Un séisme. Une tragédie. Une honte. La langue française, pourtant si riche, manque peut-être de mots pour exprimer l’ampleur des conclusions de la Commission indépendante sur les abus sexuels dans l’Eglise catholique (CIASE). Cette commission présidée par Jean-Marc Sauvé a annoncé à l’issue d’un travail de deux ans et demi, et c’est à saluer, sans entrave, un chiffre de 216 000 victimes mineures agressées sexuellement par des membres du clergé, 330 000 au total en incluants les agressions commises par des laïcs, salariés et bénévoles, qui travaillaient au sein des aumôneries, établissements d’enseignements ou camps de vacances par exemple.
Ces chiffres sont, et c’est important de le rappeler, une estimation. Elle a été calculée grâce à une méthode statistique, qui s'appuie sur une enquête longue de 30 mois, conduite auprès de 30 000 personnes et ayant permis également de récolter 6400 témoignages.
Il s’agit donc d’un phénomène massif et systémique. Le constat est sans appel, L’Église catholique est, hormis les cercles familiaux et amicaux, le milieu où la prévalence des violences sexuelles est la plus élevée.
En effet, la part des personnes qui l’ont fréquentée et qui y ont été agressées dans leur minorité est de 0,82 %, si l’on ne compte que les violences commises par des clercs ou des religieux et de 1,16 % si l’on inclut les autres agresseurs en lien avec l’Eglise.

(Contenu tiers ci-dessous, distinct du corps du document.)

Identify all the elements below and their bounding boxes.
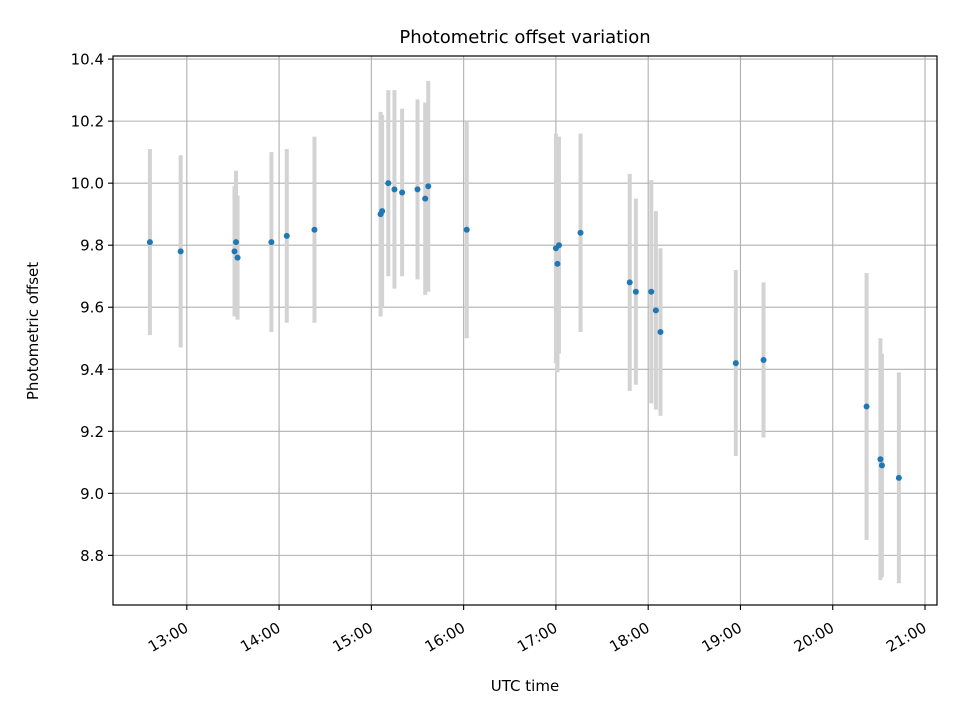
- data-point: [626, 279, 633, 286]
- data-point: [577, 229, 584, 236]
- y-tick-label: 9.4: [80, 361, 104, 379]
- error-bars: [147, 80, 901, 584]
- x-tick-label: 18:00: [606, 619, 652, 656]
- data-point: [632, 288, 639, 295]
- data-points: [146, 180, 902, 481]
- data-point: [146, 239, 153, 246]
- y-tick-label: 10.4: [71, 51, 104, 69]
- chart-title: Photometric offset variation: [399, 27, 650, 48]
- data-point: [657, 329, 664, 336]
- y-tick-label: 9.0: [80, 485, 104, 503]
- data-point: [648, 288, 655, 295]
- data-point: [414, 186, 421, 193]
- grid-lines: [113, 56, 937, 605]
- x-tick-label: 14:00: [237, 619, 283, 656]
- data-point: [877, 456, 884, 463]
- data-point: [231, 248, 238, 255]
- y-tick-label: 10.0: [71, 175, 104, 193]
- y-tick-label: 9.2: [80, 423, 104, 441]
- y-tick-label: 8.8: [80, 547, 104, 565]
- data-point: [422, 195, 429, 202]
- data-point: [311, 226, 318, 233]
- data-point: [652, 307, 659, 314]
- x-tick-label: 17:00: [514, 619, 560, 656]
- data-point: [878, 462, 885, 469]
- x-tick-label: 16:00: [422, 619, 468, 656]
- y-tick-label: 10.2: [71, 113, 104, 131]
- x-tick-label: 19:00: [699, 619, 745, 656]
- data-point: [391, 186, 398, 193]
- y-tick-label: 9.6: [80, 299, 104, 317]
- x-axis-label: UTC time: [491, 677, 559, 695]
- plot-area-frame: [112, 55, 938, 606]
- y-axis-label: Photometric offset: [24, 262, 42, 400]
- data-point: [233, 239, 240, 246]
- data-point: [425, 183, 432, 190]
- x-tick-label: 21:00: [883, 619, 929, 656]
- x-axis-ticks: 13:00 14:00 15:00 16:00 17:00 18:00 19:00 20:00…: [145, 605, 930, 656]
- data-point: [268, 239, 275, 246]
- data-point: [399, 189, 406, 196]
- data-point: [895, 474, 902, 481]
- y-tick-label: 9.8: [80, 237, 104, 255]
- data-point: [177, 248, 184, 255]
- data-point: [554, 260, 561, 267]
- x-tick-label: 20:00: [791, 619, 837, 656]
- x-tick-label: 13:00: [145, 619, 191, 656]
- data-point: [555, 242, 562, 249]
- data-point: [463, 226, 470, 233]
- data-point: [385, 180, 392, 187]
- data-point: [379, 208, 386, 215]
- y-axis-ticks: 8.8 9.0 9.2 9.4 9.6 9.8 10.0 10.2 10.4: [71, 51, 113, 565]
- data-point: [283, 232, 290, 239]
- data-point: [234, 254, 241, 261]
- x-tick-label: 15:00: [330, 619, 376, 656]
- data-point: [760, 356, 767, 363]
- data-point: [863, 403, 870, 410]
- data-point: [732, 360, 739, 367]
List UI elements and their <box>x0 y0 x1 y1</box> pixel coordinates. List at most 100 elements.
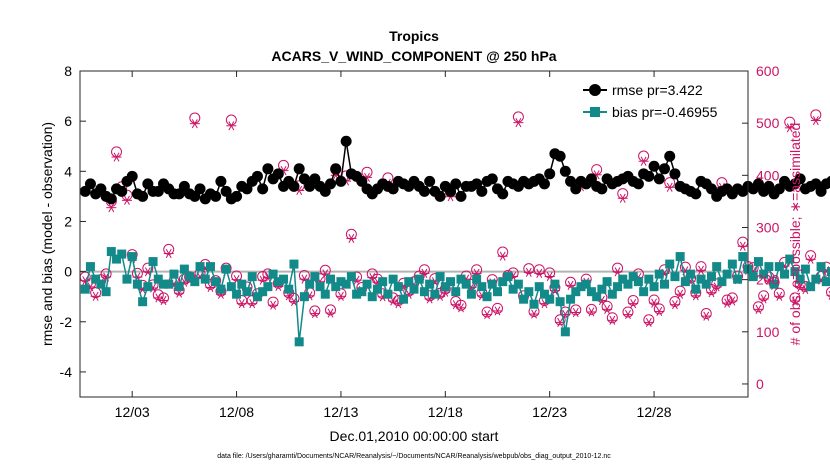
rmse-point <box>596 183 607 194</box>
left-tick-label: -2 <box>60 314 73 330</box>
rmse-point <box>450 178 461 189</box>
rmse-point <box>544 168 555 179</box>
bias-point <box>707 272 716 281</box>
bias-point <box>175 282 184 291</box>
bias-point <box>712 262 721 271</box>
bias-point <box>514 280 523 289</box>
rmse-point <box>435 191 446 202</box>
bias-point <box>467 290 476 299</box>
rmse-point <box>215 176 226 187</box>
right-tick-label: 400 <box>756 167 780 183</box>
bias-point <box>133 280 142 289</box>
bias-point <box>665 260 674 269</box>
rmse-point <box>669 168 680 179</box>
bias-point <box>122 275 131 284</box>
rmse-point <box>555 151 566 162</box>
bias-point <box>347 272 356 281</box>
rmse-point <box>424 176 435 187</box>
bias-point <box>676 252 685 261</box>
rmse-point <box>455 191 466 202</box>
right-tick-label: 100 <box>756 324 780 340</box>
rmse-point <box>419 186 430 197</box>
footer-note: data file: /Users/gharamti/Documents/NCA… <box>217 453 611 460</box>
rmse-point <box>106 193 117 204</box>
rmse-point <box>137 191 148 202</box>
bias-point <box>263 282 272 291</box>
bias-point <box>117 250 126 259</box>
rmse-point <box>659 163 670 174</box>
bias-point <box>321 290 330 299</box>
rmse-point <box>273 168 284 179</box>
bias-point <box>289 260 298 269</box>
bias-point <box>733 275 742 284</box>
bias-point <box>149 257 158 266</box>
bias-point <box>754 257 763 266</box>
left-tick-label: 8 <box>64 63 72 79</box>
rmse-point <box>288 181 299 192</box>
bias-point <box>201 275 210 284</box>
x-tick-label: 12/18 <box>428 404 463 420</box>
bias-point <box>196 262 205 271</box>
bias-point <box>738 252 747 261</box>
bias-point <box>503 272 512 281</box>
bias-point <box>415 275 424 284</box>
bias-point <box>169 270 178 279</box>
bias-point <box>430 290 439 299</box>
rmse-point <box>252 171 263 182</box>
bias-point <box>634 277 643 286</box>
bias-point <box>477 282 486 291</box>
bias-point <box>425 280 434 289</box>
bias-point <box>639 287 648 296</box>
bias-point <box>817 262 826 271</box>
rmse-point <box>476 186 487 197</box>
legend-bias-marker <box>590 107 600 117</box>
bias-point <box>556 297 565 306</box>
bias-point <box>670 272 679 281</box>
x-tick-label: 12/13 <box>323 404 358 420</box>
bias-point <box>206 262 215 271</box>
bias-point <box>394 282 403 291</box>
rmse-point <box>690 188 701 199</box>
bias-point <box>222 265 231 274</box>
left-tick-label: 6 <box>64 113 72 129</box>
bias-point <box>650 282 659 291</box>
bias-point <box>603 277 612 286</box>
bias-point <box>545 295 554 304</box>
bias-point <box>530 300 539 309</box>
chart-subtitle: ACARS_V_WIND_COMPONENT @ 250 hPa <box>271 48 556 64</box>
bias-point <box>190 277 199 286</box>
rmse-point <box>335 176 346 187</box>
bias-point <box>102 287 111 296</box>
bias-point <box>462 280 471 289</box>
bias-point <box>363 280 372 289</box>
right-tick-label: 300 <box>756 219 780 235</box>
bias-point <box>243 287 252 296</box>
bias-point <box>728 260 737 269</box>
bias-point <box>686 270 695 279</box>
bias-point <box>493 287 502 296</box>
bias-point <box>279 275 288 284</box>
bias-point <box>86 262 95 271</box>
rmse-point <box>539 178 550 189</box>
legend: rmse pr=3.422 bias pr=-0.46955 <box>576 78 742 124</box>
bias-point <box>822 277 830 286</box>
bias-point <box>128 252 137 261</box>
rmse-point <box>210 191 221 202</box>
rmse-point <box>257 183 268 194</box>
rmse-point <box>116 186 127 197</box>
bias-point <box>660 280 669 289</box>
right-tick-label: 200 <box>756 272 780 288</box>
x-tick-label: 12/03 <box>115 404 150 420</box>
bias-point <box>561 327 570 336</box>
bias-point <box>399 295 408 304</box>
left-tick-label: 4 <box>64 163 72 179</box>
left-tick-label: 2 <box>64 213 72 229</box>
x-tick-label: 12/28 <box>637 404 672 420</box>
bias-point <box>811 275 820 284</box>
rmse-point <box>195 183 206 194</box>
bias-point <box>300 292 309 301</box>
bias-point <box>248 272 257 281</box>
rmse-point <box>664 151 675 162</box>
rmse-point <box>330 163 341 174</box>
rmse-point <box>654 173 665 184</box>
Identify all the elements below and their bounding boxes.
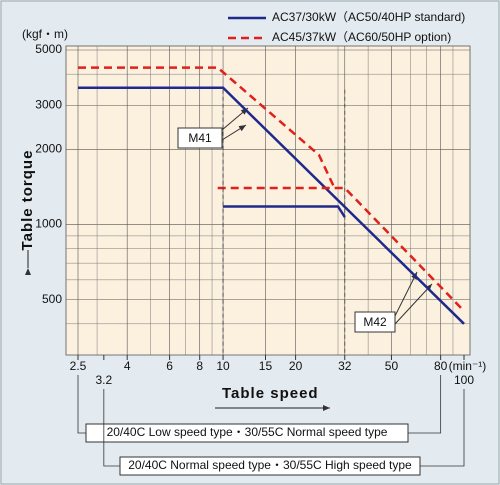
y-tick-label: 1000 bbox=[35, 217, 62, 231]
legend-label: AC45/37kW（AC60/50HP option) bbox=[272, 30, 451, 44]
y-tick-label: 2000 bbox=[35, 142, 62, 156]
x-tick-label: 6 bbox=[166, 359, 173, 373]
x-tick-label: 2.5 bbox=[70, 359, 87, 373]
y-tick-label: 5000 bbox=[35, 42, 62, 56]
x-tick-label: 32 bbox=[338, 359, 352, 373]
bracket-box bbox=[119, 456, 421, 476]
x-tick-label: 20 bbox=[289, 359, 303, 373]
series-line bbox=[78, 66, 465, 312]
series-line bbox=[78, 86, 465, 325]
y-tick-label: 3000 bbox=[35, 98, 62, 112]
bracket-label: 20/40C Normal speed type・30/55C High spe… bbox=[128, 458, 412, 472]
annotation-box bbox=[177, 127, 223, 149]
annotation-arrow bbox=[221, 124, 247, 141]
x-tick-label: 80 bbox=[434, 359, 448, 373]
y-axis-label: Table torque bbox=[19, 150, 36, 251]
plot-area bbox=[65, 45, 471, 356]
annotation-box bbox=[354, 311, 396, 333]
x2-tick-label: 100 bbox=[454, 373, 474, 387]
y-tick-label: 500 bbox=[42, 292, 62, 306]
x-axis-label: Table speed bbox=[222, 385, 319, 402]
x2-tick-label: 3.2 bbox=[95, 373, 112, 387]
bracket-label: 20/40C Low speed type・30/55C Normal spee… bbox=[107, 425, 388, 439]
legend-label: AC37/30kW（AC50/40HP standard) bbox=[272, 10, 465, 24]
annotation: M41 bbox=[188, 131, 212, 145]
annotation: M42 bbox=[363, 315, 387, 329]
bracket-box bbox=[85, 423, 409, 443]
x-unit: (min⁻¹) bbox=[449, 359, 487, 373]
y-unit: (kgf・m) bbox=[22, 27, 68, 41]
x-tick-label: 50 bbox=[385, 359, 399, 373]
annotation-arrow bbox=[221, 107, 249, 131]
annotation-arrow bbox=[394, 283, 433, 325]
annotation-arrow bbox=[394, 271, 418, 317]
x-tick-label: 15 bbox=[259, 359, 273, 373]
x-tick-label: 4 bbox=[124, 359, 131, 373]
x-tick-label: 8 bbox=[196, 359, 203, 373]
x-tick-label: 10 bbox=[216, 359, 230, 373]
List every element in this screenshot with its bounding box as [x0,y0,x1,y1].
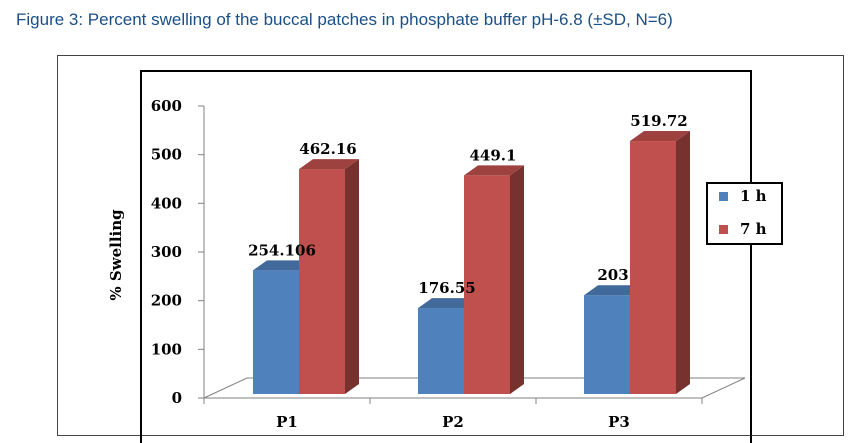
plot-area-border [140,70,752,443]
data-label: 203 [597,266,628,284]
bar-p1-7h [299,159,359,394]
legend-swatch-1h [719,192,728,201]
data-label: 519.72 [630,112,687,130]
x-tick-label: P3 [608,413,630,431]
x-tick-label: P1 [276,413,298,431]
y-tick-label: 600 [151,97,182,115]
y-axis-title: % Swelling [107,209,125,301]
y-tick-label: 300 [151,243,182,261]
y-tick-label: 400 [151,194,182,212]
data-label: 462.16 [299,140,356,158]
legend: 1 h 7 h [706,182,783,245]
y-tick-label: 0 [172,389,182,407]
data-label: 176.55 [418,279,475,297]
chart-outer-frame [57,55,844,436]
bar-p2-7h [464,165,524,394]
y-tick-label: 500 [151,146,182,164]
bar-p3-7h [630,131,690,394]
x-tick-label: P2 [442,413,464,431]
legend-swatch-7h [719,225,728,234]
legend-label-1h: 1 h [740,187,767,205]
legend-label-7h: 7 h [740,220,767,238]
figure-caption: Figure 3: Percent swelling of the buccal… [16,10,673,29]
y-tick-label: 200 [151,292,182,310]
data-label: 254.106 [248,241,316,259]
y-tick-label: 100 [151,340,182,358]
data-label: 449.1 [470,146,517,164]
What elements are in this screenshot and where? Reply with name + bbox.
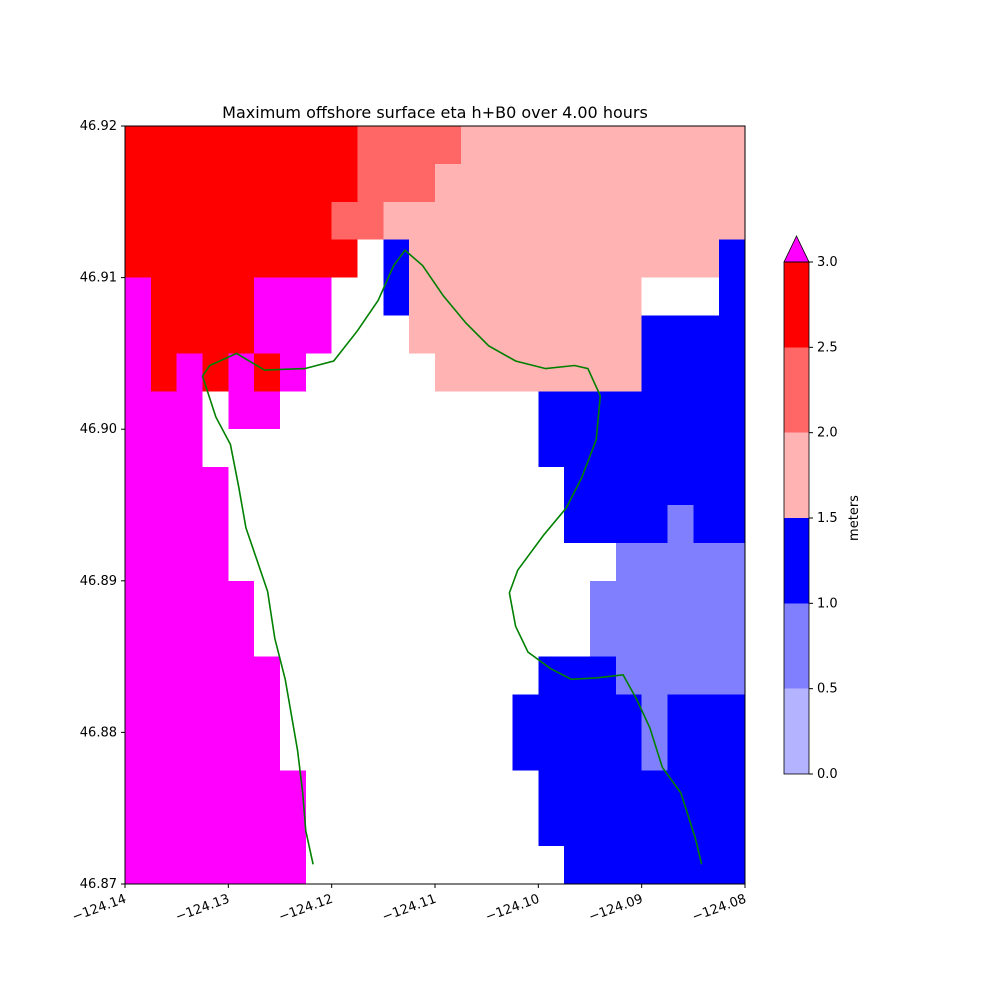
cell-level-5 [125, 126, 358, 278]
cell-level-6 [228, 391, 280, 430]
cell-level-1 [615, 542, 745, 581]
y-tick-label: 46.91 [80, 271, 117, 286]
cell-level-4 [357, 126, 461, 164]
plot-area [124, 125, 746, 885]
colorbar-band [784, 432, 809, 518]
cell-level-4 [357, 163, 435, 202]
cell-level-3 [383, 201, 745, 240]
cell-level-1 [590, 580, 745, 657]
cell-level-6 [125, 391, 203, 468]
cell-level-2 [564, 467, 745, 505]
cell-level-2 [667, 732, 745, 771]
y-tick-label: 46.90 [80, 422, 117, 437]
x-tick-label: −124.11 [380, 892, 438, 925]
cell-level-5 [150, 315, 255, 354]
colorbar-tick-label: 3.0 [817, 255, 838, 270]
cell-level-5 [150, 353, 177, 392]
cell-level-2 [538, 656, 616, 695]
cell-level-2 [538, 770, 745, 847]
cell-level-5 [150, 277, 255, 316]
cell-level-3 [409, 239, 720, 278]
heatmap-cells [125, 126, 745, 884]
cell-level-3 [409, 277, 642, 316]
x-tick-label: −124.13 [174, 892, 232, 925]
cell-level-2 [667, 694, 745, 733]
cell-level-3 [435, 163, 745, 202]
cell-level-5 [254, 353, 280, 392]
y-axis: 46.87 46.88 46.89 46.90 46.91 46.92 [80, 119, 125, 892]
colorbar-tick-label: 2.5 [817, 340, 838, 355]
x-tick-label: −124.10 [484, 892, 542, 925]
y-tick-label: 46.88 [80, 725, 117, 740]
colorbar-tick-label: 2.0 [817, 426, 838, 441]
cell-level-2 [719, 239, 745, 278]
cell-level-6 [228, 353, 255, 392]
cell-level-2 [512, 694, 642, 733]
cell-level-2 [538, 391, 745, 468]
cell-level-6 [125, 467, 229, 581]
cell-level-6 [254, 315, 332, 354]
cell-level-2 [719, 277, 745, 316]
cell-level-6 [176, 353, 203, 392]
cell-level-2 [693, 505, 745, 543]
x-tick-label: −124.14 [70, 892, 128, 925]
x-tick-label: −124.09 [587, 892, 645, 925]
cell-level-2 [512, 732, 642, 771]
colorbar-label: meters [847, 495, 862, 541]
cell-level-4 [331, 201, 384, 240]
cell-level-6 [125, 656, 280, 771]
cell-level-2 [564, 846, 745, 884]
colorbar-tick-label: 1.0 [817, 596, 838, 611]
cell-level-3 [460, 126, 745, 164]
colorbar-tick-label: 0.5 [817, 682, 838, 697]
cell-level-2 [641, 315, 745, 392]
colorbar-band [784, 262, 809, 348]
cell-level-2 [383, 277, 410, 316]
chart-title: Maximum offshore surface eta h+B0 over 4… [222, 103, 648, 122]
cell-level-3 [409, 315, 642, 354]
cell-level-6 [125, 277, 151, 392]
cell-level-1 [641, 694, 668, 771]
colorbar-band [784, 347, 809, 433]
cell-level-6 [125, 770, 306, 884]
cell-level-2 [383, 239, 410, 278]
cell-level-6 [280, 353, 306, 392]
x-tick-label: −124.08 [690, 892, 748, 925]
cell-level-1 [615, 656, 745, 695]
coastline-line [201, 249, 703, 865]
colorbar-band [784, 518, 809, 604]
colorbar-band [784, 688, 809, 774]
cell-level-1 [667, 505, 694, 543]
y-tick-label: 46.89 [80, 574, 117, 589]
colorbar-tick-label: 1.5 [817, 511, 838, 526]
y-tick-label: 46.87 [80, 877, 117, 892]
cell-level-6 [125, 580, 255, 657]
colorbar: 0.0 0.5 1.0 1.5 2.0 2.5 3.0 [783, 235, 838, 782]
cell-level-2 [564, 505, 668, 543]
colorbar-extend-arrow [783, 235, 810, 263]
cell-level-6 [254, 277, 332, 316]
coastline [201, 249, 703, 865]
x-axis: −124.14 −124.13 −124.12 −124.11 −124.10 −124.… [70, 884, 748, 925]
x-tick-label: −124.12 [277, 892, 335, 925]
y-tick-label: 46.92 [80, 119, 117, 134]
colorbar-tick-label: 0.0 [817, 767, 838, 782]
colorbar-band [784, 603, 809, 689]
cell-level-3 [435, 353, 642, 392]
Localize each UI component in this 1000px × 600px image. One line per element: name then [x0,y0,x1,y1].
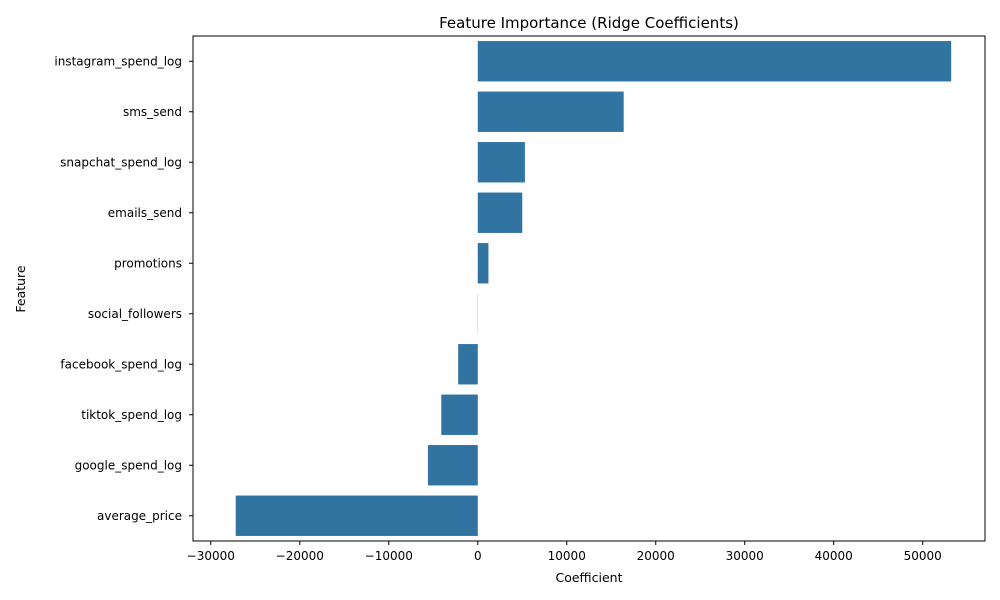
y-tick-label: facebook_spend_log [60,357,182,371]
x-tick-label: 50000 [904,549,942,563]
x-tick-label: 20000 [637,549,675,563]
bars-group [235,41,952,536]
bar-emails_send [477,192,523,233]
y-tick-label: google_spend_log [75,458,182,472]
bar-facebook_spend_log [458,344,478,385]
bar-tiktok_spend_log [441,394,478,435]
plot-frame [192,35,986,542]
bar-sms_send [477,91,624,132]
bar-promotions [477,243,489,284]
x-tick-label: 40000 [815,549,853,563]
y-tick-label: social_followers [88,307,182,321]
x-tick-label: −10000 [365,549,413,563]
x-tick-label: 10000 [548,549,586,563]
x-tick-label: −20000 [276,549,324,563]
y-tick-label: emails_send [108,206,182,220]
bar-average_price [235,495,478,536]
y-tick-label: promotions [114,256,182,270]
y-tick-label: sms_send [123,105,182,119]
chart-title: Feature Importance (Ridge Coefficients) [439,14,739,32]
x-tick-label: 30000 [726,549,764,563]
y-axis-ticks: instagram_spend_log sms_send snapchat_spen… [54,54,193,523]
bar-snapchat_spend_log [477,142,525,183]
x-tick-label: −30000 [187,549,235,563]
y-tick-label: tiktok_spend_log [81,408,182,422]
bar-instagram_spend_log [477,41,952,82]
bar-google_spend_log [427,445,478,486]
y-axis-label: Feature [13,265,28,313]
y-tick-label: average_price [97,509,182,523]
y-tick-label: snapchat_spend_log [60,155,182,169]
x-tick-label: 0 [474,549,482,563]
y-tick-label: instagram_spend_log [54,54,182,68]
x-axis-ticks: −30000 −20000 −10000 0 10000 20000 30000 40000 5… [187,541,942,563]
x-axis-label: Coefficient [555,570,622,585]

Dans les autres institutions de socialisation, ce taux est de 0,36 % pour les colonies et camps de vacances, de 0,34 % pour l’école publique, de 0,28 % pour les clubs de sport et de 0,17 % pour les activités culturelles et artistiques.
Loin d’être le comportement individuel de brebis galeuse, l’institution a aussi sa responsabilité dans ce drame. Pendant les années 1950 et 1960, celles durant lesquelles a eu lieu plus de la moitié des faits, la hiérarchie ecclésiale cherche avant tout à se protéger du scandale, en demandant aux victimes de se taire. Dans les deux décennies suivantes , la préoccupation de l’Eglise pour les abus semble s’estomper. La véritable reconnaissance des abus et le traitement adéquat des victimes n’interviendra que très tardivement, au début des années 2010 et même encore là, souvent insuffisamment et de manière inégale selon les diocèses.
Un constat accablant que j’avais déjà commencé à soulever dans un rapport sur les violences sexuelles sur mineurs en institution, co-écrit avec mes collègues Marie Mercier et Michelle Meunier sous la présidence de Catherine Deroche. Nous y évoquions alors la loi du silence qui prévaut au sein de cette institution et nous demandions que les mesures annoncées soient maintenant suivies d'effets pour que la souffrance des victimes soit reconnue.
Il ne nous reste donc plus qu’à espérer que l’Eglise se saisira pleinement du rapport Sauvé et qu’il sera le dernier de ce genre.